Well… naïve idealism may turn out badly, as any naïve (in the sense of not-well-thought-over) ‘ism’… including cynicism.

But that’s not what the everyday ‘cynic’ is about. He’s after any ‘perceived idealism’. What the cynic attempts to attain seems to be mainly the temporary relief of his own suffering, through throwing around cynical remarks. Never mind who gets hurt. HE has been hurt and never got beyond.

So, in dealing with cynicism:

try to as little as possible feel hurt yourself.

Otherwise, you know, you might become the next cynic.

A cynic might turn into a bully towards you, especially if he thinks you’re an ‘easy target’. In such case, please, talk about it until matters are resolved. Don’t be vulnerable. [see: ‘Don’t Be Vulnerable’]

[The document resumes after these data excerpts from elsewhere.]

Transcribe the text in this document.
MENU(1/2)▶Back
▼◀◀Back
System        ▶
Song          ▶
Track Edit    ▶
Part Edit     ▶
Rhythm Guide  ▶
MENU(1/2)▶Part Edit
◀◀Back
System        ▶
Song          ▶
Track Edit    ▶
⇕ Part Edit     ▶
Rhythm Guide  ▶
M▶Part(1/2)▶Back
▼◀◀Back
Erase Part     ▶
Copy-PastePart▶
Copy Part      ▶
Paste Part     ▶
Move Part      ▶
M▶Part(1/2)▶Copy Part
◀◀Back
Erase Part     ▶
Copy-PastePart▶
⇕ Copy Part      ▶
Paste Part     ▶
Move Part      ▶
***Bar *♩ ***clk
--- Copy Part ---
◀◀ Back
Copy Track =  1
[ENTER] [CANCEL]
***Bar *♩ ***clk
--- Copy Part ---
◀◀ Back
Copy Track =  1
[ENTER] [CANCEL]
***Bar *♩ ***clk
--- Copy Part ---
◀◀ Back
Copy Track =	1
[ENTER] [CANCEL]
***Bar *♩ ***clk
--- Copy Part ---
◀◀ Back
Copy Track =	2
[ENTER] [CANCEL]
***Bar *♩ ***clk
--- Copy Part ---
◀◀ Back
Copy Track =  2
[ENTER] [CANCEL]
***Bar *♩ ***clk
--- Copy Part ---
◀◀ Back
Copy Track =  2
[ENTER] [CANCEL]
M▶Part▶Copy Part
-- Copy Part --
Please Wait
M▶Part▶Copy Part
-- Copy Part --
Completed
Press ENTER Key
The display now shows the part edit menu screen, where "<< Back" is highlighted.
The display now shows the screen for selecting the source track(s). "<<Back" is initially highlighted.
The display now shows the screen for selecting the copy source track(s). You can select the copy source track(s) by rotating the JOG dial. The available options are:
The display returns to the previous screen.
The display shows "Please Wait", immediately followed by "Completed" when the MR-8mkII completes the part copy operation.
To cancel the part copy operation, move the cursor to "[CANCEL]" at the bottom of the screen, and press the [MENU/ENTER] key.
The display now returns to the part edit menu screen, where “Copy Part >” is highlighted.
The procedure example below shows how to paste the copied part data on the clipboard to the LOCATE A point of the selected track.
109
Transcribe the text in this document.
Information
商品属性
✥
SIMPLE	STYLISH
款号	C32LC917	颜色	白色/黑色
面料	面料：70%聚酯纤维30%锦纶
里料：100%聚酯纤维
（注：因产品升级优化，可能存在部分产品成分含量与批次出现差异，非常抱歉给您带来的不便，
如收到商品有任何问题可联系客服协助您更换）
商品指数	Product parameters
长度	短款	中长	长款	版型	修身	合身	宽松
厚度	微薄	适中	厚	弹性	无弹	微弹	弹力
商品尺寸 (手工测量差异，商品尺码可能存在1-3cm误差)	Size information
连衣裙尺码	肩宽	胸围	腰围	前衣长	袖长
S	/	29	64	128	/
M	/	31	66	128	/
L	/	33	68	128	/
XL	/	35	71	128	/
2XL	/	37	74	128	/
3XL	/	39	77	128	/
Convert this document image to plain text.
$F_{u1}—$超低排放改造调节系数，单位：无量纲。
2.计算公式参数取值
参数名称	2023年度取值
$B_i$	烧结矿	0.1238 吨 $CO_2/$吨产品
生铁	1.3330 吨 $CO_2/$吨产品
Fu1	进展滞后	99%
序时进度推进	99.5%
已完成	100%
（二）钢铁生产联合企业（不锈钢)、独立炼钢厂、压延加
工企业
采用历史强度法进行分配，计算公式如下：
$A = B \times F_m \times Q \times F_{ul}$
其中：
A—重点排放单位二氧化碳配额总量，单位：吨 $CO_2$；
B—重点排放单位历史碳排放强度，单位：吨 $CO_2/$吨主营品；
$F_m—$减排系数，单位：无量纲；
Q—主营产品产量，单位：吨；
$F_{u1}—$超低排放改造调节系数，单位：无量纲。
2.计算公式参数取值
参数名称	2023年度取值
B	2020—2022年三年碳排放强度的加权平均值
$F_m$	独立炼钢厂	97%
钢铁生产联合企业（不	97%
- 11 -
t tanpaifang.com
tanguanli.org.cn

A frequent utterance of the cynic: “After all ‘so-called xx things’ have been shattered, all that remains is cynicism or foolishness.” An idea that is of course as idea by itself a symptom of cynicism. So, of course, the cynic thinks this way by definition.

Otherwise, he wouldn’t be a cynic.

Cynicism is a defense

by the cynic, who tries to ‘keep out the hurtful world.’ His remarks have a purpose like the needles of a porcupine. In a way, he’s a ‘clever bully’, intelligent enough to form needle-like cynical remarks.

Generally, he observes the world quite well, but very one-sided. His intelligence is incarcerated.


Quite frequently in modern society, cynicism is a basic ingredient of ‘burnout’. Many researchers even see it as one of only three basic elements of the concept ‘burnout’.

It might be a main cause, explaining the correlation.

Looking closer into cynicism as ‘defending oneself through closing down (= into burnout)’, makes this quite conceivable. Personally, I see in it a cause as well as an attempt to keep burnout at bay. At failing, it turns on itself, the cynic person being all the more trapped in his own doing:

trapped into cynicism.

The fire doesn’t burn nicely anymore.

The cynic needs to get open but it’s precisely his defense that prevents him to do so.

Which brings us to how a cynic is frequently used by others:

Others may abuse a cynic (or any other bully) for their own implicit purpose

which is weak, showing a lack of inner strength

which then again is widespread, if push comes to shove. But we can all work on that!

Anyway, to the cynic, this is sad. He is the first victim. Moreover, it makes his world all the more aggressive, his own stance all the more to be defended, in a vicious circle.

The environment makes the cynic.

It’s also where he can find a more proper place. Responsibility is shared.